The Day the World Ended

At the onset of the new millennium, Stan Winston co-produced a series of remakes under the Creature Features banner.  They were updates of sci-fi drive-in classics from the 50's.  I won't bore you with canned observations of each film (there were five total), but suffice to say, most of them were agreeable.  Prior to finding this puppy at a thrift store, The Day the World Ended was one of the rebuffs I had not seen.  It probably wouldn't surprise you to learn that I have seen the 1958 original, a kooky time-waster with a plenitude of pep.  If you're also familiar with the parent picture, you should know that the 2001 version has changed pretty much everything, the title notwithstanding.  That title...it has absolutely nothing to do with the story.  Zot squat.

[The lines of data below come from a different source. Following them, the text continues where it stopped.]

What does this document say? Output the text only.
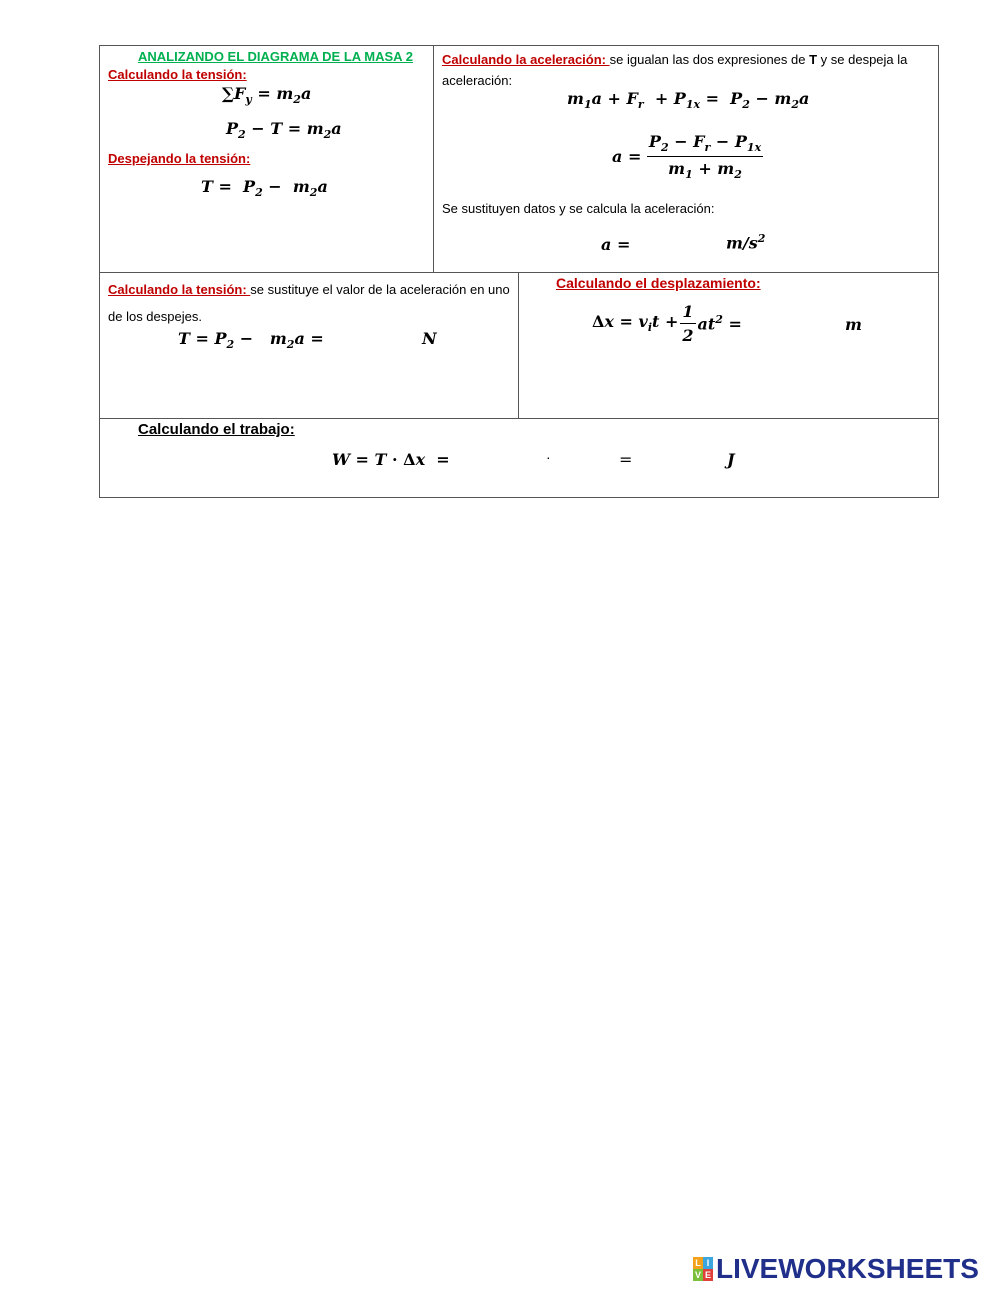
ANALIZANDO EL DIAGRAMA DE LA MASA 2
Calculando la tensión:
$\sum F_y = m_2a$
$P_2 - T = m_2a$
Despejando la tensión:
$T = P_2 - m_2a$
Calculando la aceleración: se igualan las dos expresiones de T y se despeja la
aceleración:
$m_1a + F_r + P_{1x} = P_2 - m_2a$
$a = \frac{P_2 - F_r - P_{1x}}{m_1 + m_2}$
Se sustituyen datos y se calcula la aceleración:
a =	$m/s^2$
Calculando la tensión: se sustituye el valor de la aceleración en uno
de los despejes.
$T = P_2 - m_2a$ =	N
Calculando el desplazamiento:
$\Delta x = v_it + \frac{1}{2} at^2$ =	m
Calculando el trabajo:
W = T · Δx  =	·	=	J
L I
V E LIVEWORKSHEETS
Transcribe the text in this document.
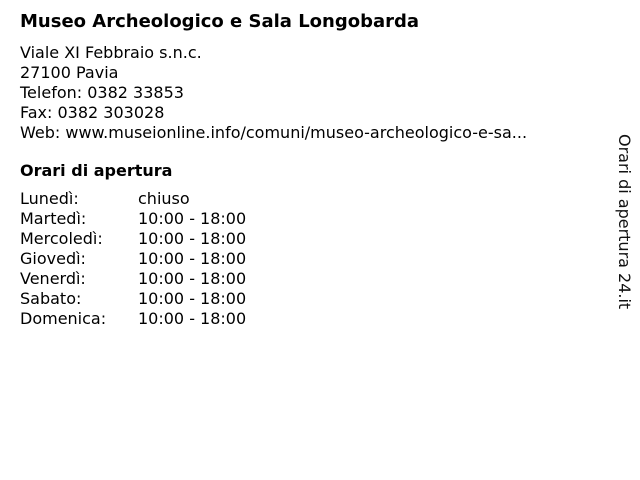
Museo Archeologico e Sala Longobarda
Viale XI Febbraio s.n.c.
27100 Pavia
Telefon: 0382 33853
Fax: 0382 303028
Web: www.museionline.info/comuni/museo-archeologico-e-sa...
Orari di apertura
Lunedì:	chiuso
Martedì:	10:00 - 18:00
Mercoledì:	10:00 - 18:00
Giovedì:	10:00 - 18:00
Venerdì:	10:00 - 18:00
Sabato:	10:00 - 18:00
Domenica:	10:00 - 18:00
Orari di apertura 24.it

We zero in on Ben, a little boy in a (really) small town.  He's demure, he gets bullied, even the teachers treat him like roach ordure.  And that wasn't really a sentence, but roll with me.  A new school counselor comes to, um, Smalltown, and it's not long before she forms an unspoken bond with Ben.  Sierra Vista!  That's the name of the town.  Sorry.  Anywho, it becomes crystal clear that everyone is keeping a major secret.  PRO TIP: If your community is trying to keep a major secret, maybe don't act cagey and circumspect around all outsiders.  I won't spoil twisty-twists, but the secret involves a murderous alien with surly tentacles.

I'll start with the positive stuff.  Winston didn't just help produce this flick; he helped with the creature effects, and they kick ass.  All practical, baby!  It's a peachy monster.  On the not-so-positive front, there are two moments of cruddy CGI.  Fret not, for they are never used for the space-endemic beast.  Bobby Edner plays the role of our child actor, and I have to give him credit.  He's quite good, and I didn't want to strangle him once.  The rest of the cast is versed.  Nastassja Kinski gives a stellar performance as the concerned therapist.  Randy Quaid is intimidating as the brutish doctor.  I don't know if he was already cracked in 2001, but I kept waiting for his gaskets to spout.  I imagined him grabbing an orange and proclaiming, "This is my god!  I am basted for the babysitter hooves!"

With regards to the plot, it's fairly unique for a small-scale creature feature.  That doesn't mean it makes sense.  There are flashbacks toward the end that fill in some of the blanks, but they don't connect the most substantial dots.  The sci-fi elements end up suffering.  Aren't those the elements that carry the bulk of the weight?  On the whole, I wasn't terribly attached to a single character, so I can't say I cared if anyone died.  It was a stolid, neutral watch.  "Neutral" is the appropriate word, though I did enjoy The Day The World Ended.  For what its worth, it outranks its loopy forebear.  If you're interested in checking out the other entries in this series, steer clear of Teenage Cavemen.  Don't ask questions.  Steer.  Clear.